Uma tarde, quatro horas, uma viagem por Lisboa e até quem faz vida na rua e da dependência uma vida. Como chegar a estas pessoas, como cuidar de quem já não cuida, como atenuar os riscos dos vírus em tempos de pandemia? A resposta pode ser simples. "Basta levar os cuidados de saúde à rua", dizem-nos. A Crescer e o Hospital de Santa Maria trabalham o conceito há dois anos e querem reforçá-lo. O DN fez esta viagem com uma equipa da associação e com o diretor do serviço de gastroenterologia numa tarde de agosto.

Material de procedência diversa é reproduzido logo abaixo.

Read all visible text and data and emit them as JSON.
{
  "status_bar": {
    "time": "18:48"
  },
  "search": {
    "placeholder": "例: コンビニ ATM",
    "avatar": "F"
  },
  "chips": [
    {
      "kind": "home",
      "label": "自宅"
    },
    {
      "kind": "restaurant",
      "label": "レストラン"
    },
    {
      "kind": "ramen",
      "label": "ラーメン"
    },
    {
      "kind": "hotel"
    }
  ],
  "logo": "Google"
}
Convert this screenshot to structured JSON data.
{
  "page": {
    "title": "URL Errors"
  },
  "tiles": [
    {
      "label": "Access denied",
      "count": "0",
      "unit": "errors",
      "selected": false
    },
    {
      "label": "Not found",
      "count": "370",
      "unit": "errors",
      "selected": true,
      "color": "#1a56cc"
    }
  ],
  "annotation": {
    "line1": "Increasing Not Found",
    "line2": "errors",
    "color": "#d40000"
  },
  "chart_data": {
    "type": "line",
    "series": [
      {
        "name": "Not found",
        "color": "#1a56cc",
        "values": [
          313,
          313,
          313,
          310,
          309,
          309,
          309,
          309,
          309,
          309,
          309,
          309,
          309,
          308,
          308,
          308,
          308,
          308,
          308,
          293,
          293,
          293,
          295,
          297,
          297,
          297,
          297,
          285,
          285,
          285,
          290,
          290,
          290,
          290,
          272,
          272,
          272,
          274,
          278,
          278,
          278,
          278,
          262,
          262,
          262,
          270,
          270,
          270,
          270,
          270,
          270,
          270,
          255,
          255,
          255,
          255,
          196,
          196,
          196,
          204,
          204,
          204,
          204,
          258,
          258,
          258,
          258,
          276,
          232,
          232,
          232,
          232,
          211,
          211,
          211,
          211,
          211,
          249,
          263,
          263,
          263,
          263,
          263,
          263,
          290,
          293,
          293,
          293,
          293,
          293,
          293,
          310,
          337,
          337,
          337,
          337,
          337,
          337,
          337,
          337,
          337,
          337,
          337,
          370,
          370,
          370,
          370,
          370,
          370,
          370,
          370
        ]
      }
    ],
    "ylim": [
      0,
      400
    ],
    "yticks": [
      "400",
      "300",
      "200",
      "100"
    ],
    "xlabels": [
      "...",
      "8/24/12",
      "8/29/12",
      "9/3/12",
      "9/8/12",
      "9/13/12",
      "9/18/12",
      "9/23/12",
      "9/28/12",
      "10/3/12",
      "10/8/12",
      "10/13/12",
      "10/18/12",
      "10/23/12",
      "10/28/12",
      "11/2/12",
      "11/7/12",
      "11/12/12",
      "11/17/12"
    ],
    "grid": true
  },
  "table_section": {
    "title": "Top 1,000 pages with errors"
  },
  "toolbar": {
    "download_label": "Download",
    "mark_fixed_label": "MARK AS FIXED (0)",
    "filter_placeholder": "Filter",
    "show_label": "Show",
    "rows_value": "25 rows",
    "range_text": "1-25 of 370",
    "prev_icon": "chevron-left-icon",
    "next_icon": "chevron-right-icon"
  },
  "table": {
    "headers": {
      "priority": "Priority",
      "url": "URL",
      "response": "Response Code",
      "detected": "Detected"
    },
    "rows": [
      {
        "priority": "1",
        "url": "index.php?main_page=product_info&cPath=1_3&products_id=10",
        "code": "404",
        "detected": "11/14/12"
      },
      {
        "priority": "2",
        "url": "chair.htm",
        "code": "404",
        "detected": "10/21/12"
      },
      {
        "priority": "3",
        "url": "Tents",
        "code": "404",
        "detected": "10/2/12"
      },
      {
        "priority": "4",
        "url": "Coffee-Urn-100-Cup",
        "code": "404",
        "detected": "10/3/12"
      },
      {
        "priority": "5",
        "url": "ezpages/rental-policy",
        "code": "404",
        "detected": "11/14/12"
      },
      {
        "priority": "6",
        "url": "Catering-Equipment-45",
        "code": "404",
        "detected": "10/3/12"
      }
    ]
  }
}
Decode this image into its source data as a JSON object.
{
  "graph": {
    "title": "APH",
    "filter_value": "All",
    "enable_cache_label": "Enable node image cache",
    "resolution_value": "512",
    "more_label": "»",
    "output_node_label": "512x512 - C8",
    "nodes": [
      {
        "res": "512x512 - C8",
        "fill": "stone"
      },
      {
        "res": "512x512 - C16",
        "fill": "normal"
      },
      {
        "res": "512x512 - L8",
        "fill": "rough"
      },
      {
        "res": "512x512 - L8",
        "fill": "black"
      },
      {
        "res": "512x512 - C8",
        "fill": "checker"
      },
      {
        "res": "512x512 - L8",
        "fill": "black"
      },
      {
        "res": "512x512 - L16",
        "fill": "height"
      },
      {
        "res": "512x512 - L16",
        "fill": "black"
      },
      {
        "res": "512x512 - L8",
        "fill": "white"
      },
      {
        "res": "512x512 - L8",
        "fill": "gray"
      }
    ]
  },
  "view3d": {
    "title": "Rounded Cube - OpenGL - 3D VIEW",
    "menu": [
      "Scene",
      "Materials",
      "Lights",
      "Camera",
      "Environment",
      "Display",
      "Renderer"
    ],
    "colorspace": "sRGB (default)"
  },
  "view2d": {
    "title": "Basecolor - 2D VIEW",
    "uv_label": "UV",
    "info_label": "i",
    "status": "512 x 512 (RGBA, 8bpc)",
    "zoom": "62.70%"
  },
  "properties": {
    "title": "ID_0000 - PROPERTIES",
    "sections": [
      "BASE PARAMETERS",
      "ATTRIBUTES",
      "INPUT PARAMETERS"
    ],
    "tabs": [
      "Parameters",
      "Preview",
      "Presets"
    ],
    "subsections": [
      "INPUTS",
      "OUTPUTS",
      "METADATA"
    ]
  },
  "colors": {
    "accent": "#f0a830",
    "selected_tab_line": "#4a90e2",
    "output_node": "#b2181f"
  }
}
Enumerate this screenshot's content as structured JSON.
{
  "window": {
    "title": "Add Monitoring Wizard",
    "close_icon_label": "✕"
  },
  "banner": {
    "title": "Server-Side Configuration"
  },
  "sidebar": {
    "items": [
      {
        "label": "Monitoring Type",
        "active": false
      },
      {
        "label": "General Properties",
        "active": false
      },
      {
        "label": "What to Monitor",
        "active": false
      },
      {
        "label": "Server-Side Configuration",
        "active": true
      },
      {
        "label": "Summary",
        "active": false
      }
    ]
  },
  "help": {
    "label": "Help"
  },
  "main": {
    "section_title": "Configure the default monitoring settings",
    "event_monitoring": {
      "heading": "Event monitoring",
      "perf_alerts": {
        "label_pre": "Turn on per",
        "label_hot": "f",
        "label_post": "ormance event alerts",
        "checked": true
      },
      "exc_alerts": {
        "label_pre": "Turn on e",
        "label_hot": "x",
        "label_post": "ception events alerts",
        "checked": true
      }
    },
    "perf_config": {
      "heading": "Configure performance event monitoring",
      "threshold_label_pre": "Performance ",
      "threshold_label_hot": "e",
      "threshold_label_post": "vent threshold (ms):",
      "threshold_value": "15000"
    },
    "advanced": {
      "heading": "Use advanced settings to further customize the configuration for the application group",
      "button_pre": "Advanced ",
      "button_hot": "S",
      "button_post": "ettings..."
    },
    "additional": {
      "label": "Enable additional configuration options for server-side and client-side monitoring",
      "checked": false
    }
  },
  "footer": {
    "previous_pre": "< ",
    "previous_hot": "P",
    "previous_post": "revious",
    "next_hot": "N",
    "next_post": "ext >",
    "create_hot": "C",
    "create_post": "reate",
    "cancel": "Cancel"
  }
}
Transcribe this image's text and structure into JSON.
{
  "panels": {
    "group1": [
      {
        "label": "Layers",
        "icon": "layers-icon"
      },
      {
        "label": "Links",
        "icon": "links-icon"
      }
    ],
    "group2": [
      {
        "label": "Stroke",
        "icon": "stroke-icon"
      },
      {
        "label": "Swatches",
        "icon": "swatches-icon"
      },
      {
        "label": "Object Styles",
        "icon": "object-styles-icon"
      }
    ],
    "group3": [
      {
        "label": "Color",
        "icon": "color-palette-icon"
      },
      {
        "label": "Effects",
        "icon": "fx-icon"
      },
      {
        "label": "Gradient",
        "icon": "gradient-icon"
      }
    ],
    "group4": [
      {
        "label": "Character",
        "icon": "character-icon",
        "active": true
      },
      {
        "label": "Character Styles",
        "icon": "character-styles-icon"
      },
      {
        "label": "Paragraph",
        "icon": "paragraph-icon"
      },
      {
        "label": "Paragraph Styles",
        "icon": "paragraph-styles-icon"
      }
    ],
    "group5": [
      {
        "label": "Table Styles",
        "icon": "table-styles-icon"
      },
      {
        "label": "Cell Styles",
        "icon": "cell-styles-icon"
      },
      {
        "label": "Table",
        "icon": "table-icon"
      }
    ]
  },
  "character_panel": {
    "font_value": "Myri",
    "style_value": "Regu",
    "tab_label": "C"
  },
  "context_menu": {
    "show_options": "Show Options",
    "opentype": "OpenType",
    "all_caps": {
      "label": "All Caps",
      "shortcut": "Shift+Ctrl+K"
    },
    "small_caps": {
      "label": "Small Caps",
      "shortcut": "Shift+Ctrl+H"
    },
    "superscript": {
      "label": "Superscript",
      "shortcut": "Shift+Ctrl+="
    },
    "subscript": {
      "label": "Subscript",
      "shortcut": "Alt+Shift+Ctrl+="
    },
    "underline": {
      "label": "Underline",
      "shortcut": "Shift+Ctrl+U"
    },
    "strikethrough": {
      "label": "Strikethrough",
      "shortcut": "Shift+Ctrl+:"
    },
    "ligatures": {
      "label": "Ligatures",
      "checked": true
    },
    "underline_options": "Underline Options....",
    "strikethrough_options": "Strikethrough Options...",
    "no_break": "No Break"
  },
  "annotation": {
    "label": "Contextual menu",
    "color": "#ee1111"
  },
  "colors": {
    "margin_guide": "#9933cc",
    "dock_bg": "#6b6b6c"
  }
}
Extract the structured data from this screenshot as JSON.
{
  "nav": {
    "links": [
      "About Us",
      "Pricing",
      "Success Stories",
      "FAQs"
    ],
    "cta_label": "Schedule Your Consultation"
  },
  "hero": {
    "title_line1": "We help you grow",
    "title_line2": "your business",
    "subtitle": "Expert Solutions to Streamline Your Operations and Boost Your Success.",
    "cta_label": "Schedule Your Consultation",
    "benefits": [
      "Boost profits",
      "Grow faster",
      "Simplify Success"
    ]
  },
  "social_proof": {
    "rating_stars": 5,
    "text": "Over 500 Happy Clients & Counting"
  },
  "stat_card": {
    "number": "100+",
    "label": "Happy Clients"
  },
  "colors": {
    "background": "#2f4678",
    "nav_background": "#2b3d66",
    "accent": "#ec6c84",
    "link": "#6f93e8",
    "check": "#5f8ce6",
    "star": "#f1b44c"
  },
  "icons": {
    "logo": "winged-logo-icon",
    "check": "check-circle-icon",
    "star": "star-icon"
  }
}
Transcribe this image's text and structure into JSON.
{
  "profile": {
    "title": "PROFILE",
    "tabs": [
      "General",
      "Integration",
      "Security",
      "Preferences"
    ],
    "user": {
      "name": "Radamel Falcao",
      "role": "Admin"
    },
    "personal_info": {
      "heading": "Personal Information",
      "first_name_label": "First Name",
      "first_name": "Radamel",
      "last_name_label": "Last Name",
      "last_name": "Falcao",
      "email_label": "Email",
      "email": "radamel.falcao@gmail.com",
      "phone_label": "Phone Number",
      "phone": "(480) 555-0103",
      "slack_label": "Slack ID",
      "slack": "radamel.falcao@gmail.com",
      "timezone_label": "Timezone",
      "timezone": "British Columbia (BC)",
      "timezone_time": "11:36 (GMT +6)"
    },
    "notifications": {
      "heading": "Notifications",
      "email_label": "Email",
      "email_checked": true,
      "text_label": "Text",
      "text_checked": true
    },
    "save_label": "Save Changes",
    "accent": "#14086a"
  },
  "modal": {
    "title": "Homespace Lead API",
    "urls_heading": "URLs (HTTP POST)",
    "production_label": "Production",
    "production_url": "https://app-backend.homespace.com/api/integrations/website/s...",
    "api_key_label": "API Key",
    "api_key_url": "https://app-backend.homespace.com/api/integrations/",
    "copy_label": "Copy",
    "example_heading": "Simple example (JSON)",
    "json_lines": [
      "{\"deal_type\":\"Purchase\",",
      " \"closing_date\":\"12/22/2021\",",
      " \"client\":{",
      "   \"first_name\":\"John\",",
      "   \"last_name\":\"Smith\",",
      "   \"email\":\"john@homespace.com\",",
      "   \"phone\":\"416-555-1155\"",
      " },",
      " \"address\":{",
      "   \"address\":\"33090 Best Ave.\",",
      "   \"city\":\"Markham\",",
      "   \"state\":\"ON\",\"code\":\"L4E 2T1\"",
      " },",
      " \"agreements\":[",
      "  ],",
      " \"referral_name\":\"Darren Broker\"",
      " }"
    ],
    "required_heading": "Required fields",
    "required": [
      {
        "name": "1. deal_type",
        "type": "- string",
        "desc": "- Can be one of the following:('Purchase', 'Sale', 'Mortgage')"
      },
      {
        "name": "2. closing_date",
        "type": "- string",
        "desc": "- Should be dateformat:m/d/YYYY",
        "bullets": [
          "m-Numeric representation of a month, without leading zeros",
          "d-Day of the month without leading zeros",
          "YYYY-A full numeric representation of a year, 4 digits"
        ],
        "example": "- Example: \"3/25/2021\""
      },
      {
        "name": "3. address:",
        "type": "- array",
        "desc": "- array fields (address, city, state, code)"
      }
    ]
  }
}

O sol queima à medida que descemos o vale da Quinta do Lavrado na zona Oriental de Lisboa. A tarde era a de um dia do mês de agosto marcada pelo aumento do número de casos de infeção por covid-19. Por entre o mato seco, o som de algo a rastejar faz-nos perceber que há mais alguém que nos acompanha nesta viagem.

Inês e Madalena, a enfermeira e a assistente social que compõem a equipa de rua da Crescer, apanham do chão as seringas largadas e colocam-nas no recipiente anticortante. É o primeiro trabalho que fazem assim que saem da carrinha com as mochilas de material às costas. "É uma forma de não as voltarem a usar e assim reduzir-se o risco de contágio de doenças infecciosas, como a hepatite C e o VIH", explicam.